Recently I deleted The Real Housewives of New Jersey from my IQ, I got sick of them and their constant bitching. The other night I watched the first part of the Real Housewives of NYC wrap up, I couldn’t help but think that they are nothing but a bunch of mean girls. I don’t think I’ll be watching the next season. I’m over the train wrecks and I’m sick of seeing the mean girls.
I’m fed up with the unbelievable self centeredness and complete inability to actually take the time to listen to another person let alone actually hear what they have to say. I’m not giving the mean girls the time of day anymore. I’ve got better things to do with my time, as entertaining as the drama can be it doesn’t deserve my attention any more.
Over the years I’ve experienced my fair share of mean girls. These days I’m happy to accept that not everyone I meet is going to be my cup of tea and that, likewise, I’m probably not to everyone’s taste either. It doesn’t bother me and I’m happy to spend the time and energy looking for the diamonds that real friends are. I do, however, take the time to be nice to people I meet and include them when it’s appropriate to do so.
What does bother me is that grown up women still think it is okay to be mean. Sometimes this happens unintentionally and through lack of forethought. However, there are times when it happens intentionally. The deliberate and obvious exclusion of others just doesn’t sit well with me. Some of the deepest wounds I’ve had inflicted by ‘friends’ are the ones caused where I have been excluded, be it deliberately or without thought.
As my girls are getting older and more socially aware I see that I have one daughter who easily and happily merges herself into a wide variety of social situations. The other is more like I am on the inside.
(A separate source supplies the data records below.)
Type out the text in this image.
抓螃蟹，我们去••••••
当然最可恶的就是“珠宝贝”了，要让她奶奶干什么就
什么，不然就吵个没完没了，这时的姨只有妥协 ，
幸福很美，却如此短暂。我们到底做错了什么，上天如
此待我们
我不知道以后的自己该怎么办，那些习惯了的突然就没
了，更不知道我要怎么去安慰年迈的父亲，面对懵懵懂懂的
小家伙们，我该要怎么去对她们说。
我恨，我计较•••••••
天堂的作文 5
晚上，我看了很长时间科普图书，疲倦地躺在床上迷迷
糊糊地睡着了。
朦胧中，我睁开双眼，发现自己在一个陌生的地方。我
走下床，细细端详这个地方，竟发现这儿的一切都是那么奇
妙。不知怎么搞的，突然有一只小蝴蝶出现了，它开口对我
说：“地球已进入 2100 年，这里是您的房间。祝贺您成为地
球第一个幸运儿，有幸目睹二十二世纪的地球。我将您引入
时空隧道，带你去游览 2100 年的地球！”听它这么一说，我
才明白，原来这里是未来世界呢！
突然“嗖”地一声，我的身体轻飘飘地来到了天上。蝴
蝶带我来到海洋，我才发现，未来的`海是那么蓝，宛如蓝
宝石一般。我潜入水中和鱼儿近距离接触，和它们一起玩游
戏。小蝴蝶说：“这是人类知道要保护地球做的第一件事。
Awkward, shy and never quite sure what to say around new people. In truth, people who have know me well probably don’t see me that way but it’s taken years of practice to build that exterior, trust me.
One daughter is hurt easily, the other tends to move on and build bridges.
Earlier in the year when we had all the troubles at school with Charlotte she had fallen prey to a mean girl. Another girl, who saw where Charlotte’s weakness lay and how she could creep in through the cracks and exploit it. In reality the mean girl was most likely a really unhappy girl but I couldn’t let her hurt my daughter….so we chose pretty much the only option left available to us and changed her to a different school.
The new year brings another new school, this time for both girls, and I hoping that we are building a solid foundation of resilience and knowledge that they are awesome for both girls to build on. Something to give them the tools to navigate the world, knowing how to cope with the mean girls, find the many diamonds there are to uncover and be kind people themselves. I’ve taught them to include not exclude, it’s okay if they don’t get along with everyone but it’s important to take the time to see the perspective or others and work alongside, if not with, them.
Me, I won’t be giving the mean girls any of my energy. I’ve got better things to do and plenty of diamonds to spend my time with. I'm sharing what's in my heart this morning. I nearly wasn't going to but Eden inspired me to.
What are the qualities you most want to instill in your children to help them navigate the world of friendships?